The three finalists Kennedy confirmed on Monday are: Bill Conley, recruiting coordinator/tight ends coach at Ohio State; Dean Pees, defensive coordinator/inside linebackers coach at Michigan State; and Charlie Molnar, offensive coordinator/quarterbacks/wide receivers coach at Kent State.
Kennedy said the other two candidates are head coaches that he has interviewed, but he had not officially received word that they were interested and therefore could not name them at this time.
"I should know the status of the other two candidates by Wednesday," said Kennedy. "If they decide they are not interested, I'm very comfortable with the three candidates I've already named."
Pees is currently in his third year as a Spartans assistant under head coach Nick Saban, who played on Kent State's 1972 Mid-American Conference championship team. A year ago, Pees' defense ranked 19th nationally, and this year, the Spartans are allowing just 299.9 yards and 17.2 points per game.
Pees, who graduated from Bowling Green in 1971, has extensive MAC ties. Before spending the 1994 season as the secondary coach at Notre Dame, he served a four-year stint as defensive coordinator at Toledo (under Saban in 1990). His 1992 unit led the MAC in scoring, rushing and total defense.

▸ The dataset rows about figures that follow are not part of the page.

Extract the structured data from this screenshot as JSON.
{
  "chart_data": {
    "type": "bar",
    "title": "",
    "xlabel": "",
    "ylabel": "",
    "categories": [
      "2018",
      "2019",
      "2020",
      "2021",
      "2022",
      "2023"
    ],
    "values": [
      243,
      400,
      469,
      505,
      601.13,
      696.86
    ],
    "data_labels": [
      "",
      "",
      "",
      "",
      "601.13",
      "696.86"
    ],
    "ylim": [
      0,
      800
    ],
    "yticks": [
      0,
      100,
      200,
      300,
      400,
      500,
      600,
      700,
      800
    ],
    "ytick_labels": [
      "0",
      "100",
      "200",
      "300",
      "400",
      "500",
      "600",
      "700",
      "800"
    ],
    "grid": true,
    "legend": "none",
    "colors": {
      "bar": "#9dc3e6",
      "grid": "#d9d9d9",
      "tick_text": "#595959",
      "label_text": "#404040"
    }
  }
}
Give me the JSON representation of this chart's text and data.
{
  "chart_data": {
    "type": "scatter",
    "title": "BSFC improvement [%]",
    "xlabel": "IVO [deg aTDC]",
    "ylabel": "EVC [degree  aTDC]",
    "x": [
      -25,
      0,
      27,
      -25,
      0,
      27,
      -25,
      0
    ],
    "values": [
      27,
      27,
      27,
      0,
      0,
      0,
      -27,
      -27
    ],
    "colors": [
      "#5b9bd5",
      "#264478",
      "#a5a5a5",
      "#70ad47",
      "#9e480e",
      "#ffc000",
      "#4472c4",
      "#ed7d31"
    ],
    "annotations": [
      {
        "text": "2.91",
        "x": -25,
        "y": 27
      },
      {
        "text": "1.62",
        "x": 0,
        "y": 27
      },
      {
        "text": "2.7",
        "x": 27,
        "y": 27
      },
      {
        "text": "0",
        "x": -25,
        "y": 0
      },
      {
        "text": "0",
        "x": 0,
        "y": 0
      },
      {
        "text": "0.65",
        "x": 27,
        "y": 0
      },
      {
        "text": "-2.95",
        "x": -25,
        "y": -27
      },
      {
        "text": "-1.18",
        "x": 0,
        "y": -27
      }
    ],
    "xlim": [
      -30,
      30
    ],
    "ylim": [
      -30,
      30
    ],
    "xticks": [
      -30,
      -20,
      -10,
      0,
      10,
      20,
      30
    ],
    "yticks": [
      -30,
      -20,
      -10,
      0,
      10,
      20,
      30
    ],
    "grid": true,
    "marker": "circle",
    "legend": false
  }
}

Pees also spent four years as defensive coordinator and secondary coach at Miami of Ohio (1983-86).
Conley, a Columbus native and 1972 OSU grad, is in his seventh year at Ohio State under head coach John Cooper. After coaching defensive ends the past five years, he switched to tight ends in '97 and continues to lead the Buckeyes' highly-successful recruiting efforts.
Conley was a reserve offensive lineman for the Buckeyes under Woody Hayes, then fashioned a 78-39 record as an Ohio high school coach at three different schools for 12 years. He then moved on to the collegiate level, coaching linebackers at Ohio State from 1984-87. During that time, he helped develop such players as Chris Spielman and Pepper Johnson.
Conley returned to the high school level from 1988-90, serving as head coach at Dublin before returning to Ohio State as the recruiting coordinator in 1991.
Molnar was a member of previous Kent State head coach Jim Corrigall's first staff in 1994. He served as quarterbacks coach for two years before taking over as offensive coordinator a year ago.
In two years under Molnar's tutelage, the Flashes have virtually rewritten the school's offensive record books. In his first year, Kent State nearly doubled its point production from the 1995 season (255 points). Then in 1997, the Flashes set a new school record for points in a season (337, 30.6 points per game) and finished third in the MAC and 12th nationally in total offense (442.4 yards per game).
Kennedy would not divulge the level the other two candidates are currently coaching at, but said that they were not at the same level.
One obvious possibility is Mount Union coach Larry Kehres (Southeast H.S.), whose Purple Raiders will play in the NCAA Division III semifinals this Saturday in Alliance. The Division I-AA and II playoffs are also still underway.
Kennedy said he will conduct thorough on-campus interviews with each candidate through this weekend.
"If things continue to progress as we think they will, I should have a final announcement by the middle of next week," said Kennedy.
Kennedy said approximately 50 individuals showed interest in the job, and that he has conducted 12 off-campus interviews during the past few weeks.
"So far, it's been primarily me screening, reviewing and interviewing candidates," said Kennedy. "I have used several individuals extensively as sounding boards. I'm the point person, but I've also used ADs, commissioners, head coaches and alumni that I hold in very high regard. They've been very helpful in narrowing the search."
Kennedy said that President Carol Cartwright and representatives from the Athletic Advisory Committee and the administrative and support staffs will be involved in the on-campus interview process.
"After the interviews have been conducted, I will call one back to campus and I will then make my recommendation to the President," said Kennedy.
Kennedy said he's looking to give the new coach "at least a four-year commitment," and that his salary will be competitive with others in the MAC.
"The salary range in the MAC is from the high 70s ($70,000) to slightly over $100,000, and we have the ability to be competitive with that," said Kennedy. "And one of our concerns is upgrading some of our assistant coaches financially. Salary has not deterred any of the candidates we've been interested in as of yet.
"They all view this as a tremendous opportunity. They see the stadium improvements we've made, the excellent facilities we have, the quality of this institution and the obvious administrative support that exists, and they realize we're serious about this football program."